A common adage for any developer choosing a database technology is “just use Postgres”. While this advice remains well-intentioned, it deserves a fresh look in 2025. Thanks to a wave of recent innovations and acquisitions, PostgreSQL providers now resemble JavaScript frameworks of the 2010s - there’s seemingly a new one to consider every six months.
Just choosing PostgreSQL isn’t enough anymore - there is an entirely new decision tree to follow before you can launch a system. 🌳
Postgres uses an elephant as its mascot. This means I have a good excuse to reminisce on my March 2025 trip to Thailand 🇹🇭
Postgres Renaissance 🎨
The saying “just use Postgres” is deliberately simplistic. It is intended to reduce analysis paralysis at a critical point in a system’s lifetime. Postgres is the “boring” choice because it has been battle-tested in production for decades by thousands of companies. Being open-source and extensible, it has a thriving community. There is very little to gain by choosing a less-proven technology. Or one with restrictive licensing. Or adopting several solutions with their own cost models. It closes the fewest number of doors when a project’s uncertainty is at its highest.
Recent Postgres versions and extensions (e.g pgvector) have introduced and significantly improved support for vector/JSON data, which makes it even harder to justify starting with a specialised store. Extensions like pg_duckdb support column-oriented, analytical workloads inside a row-oriented, transactional system. Many articles exist on the versatility of Postgres. Some even go as far as stating you can host a full REST API with PostgREST (though I haven’t seen Production examples of this).
In recent times, database technologies derived from Postgres have exploded in number and seen rapid success. In the last few months alone:
- 🤑 Databricks acquired Neon, a serverless Postgres provider.
- 🤑 Snowflake acquired Crunchy Data, a hosted Postgres provider.
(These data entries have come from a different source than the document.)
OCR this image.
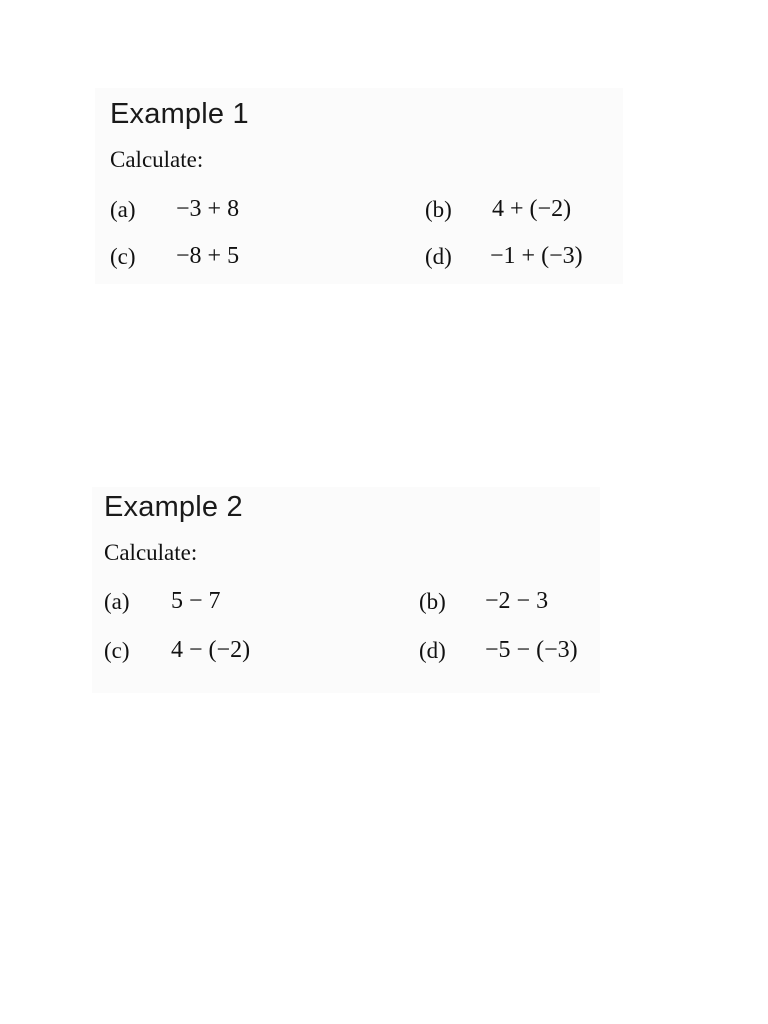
Example 1
Calculate:
(a) −3 + 8	(b) 4 + (−2)
(c) −8 + 5	(d) −1 + (−3)
Example 2
Calculate:
(a) 5 − 7	(b) −2 − 3
(c) 4 − (−2)	(d) −5 − (−3)
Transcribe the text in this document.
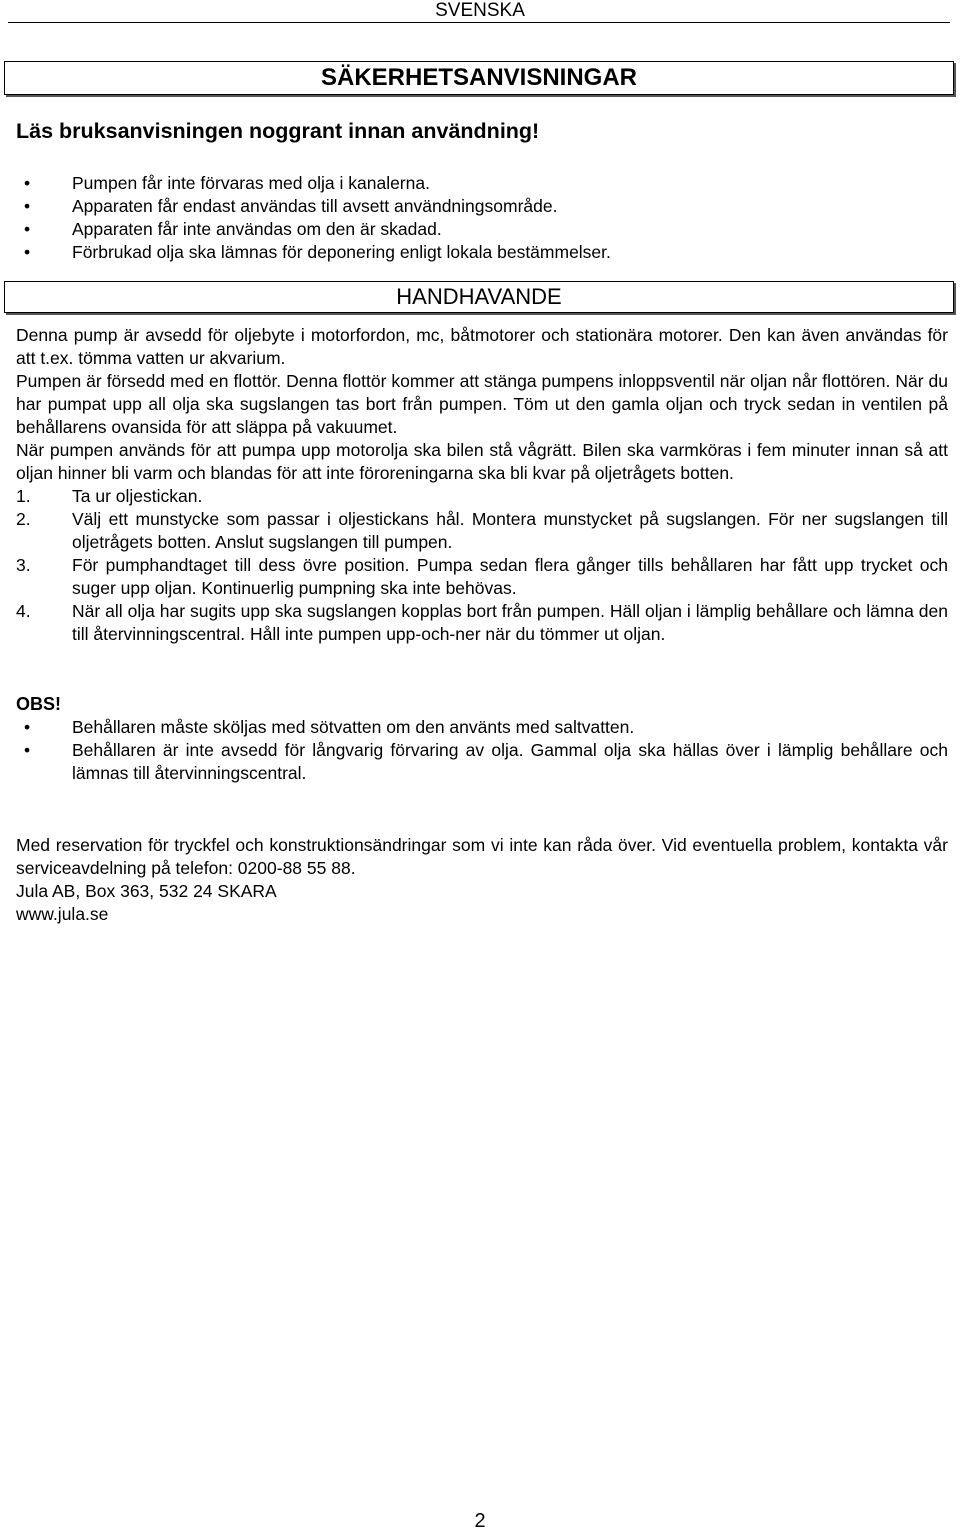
SVENSKA
SÄKERHETSANVISNINGAR
Läs bruksanvisningen noggrant innan användning!
• Pumpen får inte förvaras med olja i kanalerna.
• Apparaten får endast användas till avsett användningsområde.
• Apparaten får inte användas om den är skadad.
• Förbrukad olja ska lämnas för deponering enligt lokala bestämmelser.
HANDHAVANDE

Denna pump är avsedd för oljebyte i motorfordon, mc, båtmotorer och stationära motorer. Den kan även användas för att t.ex. tömma vatten ur akvarium.

Pumpen är försedd med en flottör. Denna flottör kommer att stänga pumpens inloppsventil när oljan når flottören. När du har pumpat upp all olja ska sugslangen tas bort från pumpen. Töm ut den gamla oljan och tryck sedan in ventilen på behållarens ovansida för att släppa på vakuumet.

När pumpen används för att pumpa upp motorolja ska bilen stå vågrätt. Bilen ska varmköras i fem minuter innan så att oljan hinner bli varm och blandas för att inte föroreningarna ska bli kvar på oljetrågets botten.

1. Ta ur oljestickan.
2. Välj ett munstycke som passar i oljestickans hål. Montera munstycket på sugslangen. För ner sugslangen till oljetrågets botten. Anslut sugslangen till pumpen.
3. För pumphandtaget till dess övre position. Pumpa sedan flera gånger tills behållaren har fått upp trycket och suger upp oljan. Kontinuerlig pumpning ska inte behövas.
4. När all olja har sugits upp ska sugslangen kopplas bort från pumpen. Häll oljan i lämplig behållare och lämna den till återvinningscentral. Håll inte pumpen upp-och-ner när du tömmer ut oljan.
OBS!
• Behållaren måste sköljas med sötvatten om den använts med saltvatten.
• Behållaren är inte avsedd för långvarig förvaring av olja. Gammal olja ska hällas över i lämplig behållare och lämnas till återvinningscentral.

Med reservation för tryckfel och konstruktionsändringar som vi inte kan råda över. Vid eventuella problem, kontakta vår serviceavdelning på telefon: 0200-88 55 88.

Jula AB, Box 363, 532 24 SKARA
www.jula.se
2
- 🎉 AWS Aurora DSQL was released.
- 🎉 PlanetScale expanded on its MySQL foundation, to offer a Postgres alternative.
Below is a non-exhaustive list of recent technologies derived from Postgres, and their offerings.
Notable systems (Click to expand/collapse)
| Technology | Description |
|---|---|
| Neon | Serverless, fully-managed instances with autoscaling and branching. |
| Nile | Serverless, fully-managed instances for multi-tenant applications (e.g. B2B SaaS). |
| Supabase | Open-source Firebase alternative - either managed or self-hosted. |
| TigerData (TimescaleDB) | Optimized for time-series and real-time analytics - either managed or self-hosted. |
| CockroachDB | Distributed SQL with Postgres compatibility - either managed or self-hosted. |
| PlanetScale Postgres | Managed instances, emphasizing performance and scalability based on NVMe SSDs. |
| Prisma | Serverless, fully-managed instances with a TypeScript Object Relational Mapper (ORM). |
| YugabyteDB | Distributed SQL with Postgres compatibility - either managed or self-hosted. Zero-downtime upgrades. |
| Crunchy Data | Fully-compatible Postgres instances for Enterprise - either managed or self-hosted. |
| Heroku | Managed instances integrated into the Heroku platform (PaaS). |
| AWS RDS / Aurora | Managed instances integrated into the AWS platform - provisioned or serverless. |
| Google Cloud SQL / AlloyDB | Managed instances integrated into the Google Cloud platform - provisioned or serverless. |
| Azure Database | Managed instances integrated into the Azure platform - provisioned or serverless. |
Image credit: TigerData
Choosing Postgres over other relational databases doesn’t always go to plan. Uber famously switched to MySQL after facing slowness during writes, favouring the way MySQL handles index updates. Other systems have faced issues such as table bloat and transaction ID wraparound due to Postgres’s MVCC model, which avoids locks in favor of versioning. This is a good opportunity to preach the lessons from Designing Data Intensive Applications. Without understanding the underlying storage and retrieval technology these databases rely on, you are likely to face surprises in Production.
Recent Trends 🔨
In this section, we go over the main innovations that have emerged in recent years, which have caused the explosion in providers, each with their own unique offerings. As Postgres is open-source, it is possible to cherry-pick features and compromise on some fundamental aspects in order to unlock new behaviours.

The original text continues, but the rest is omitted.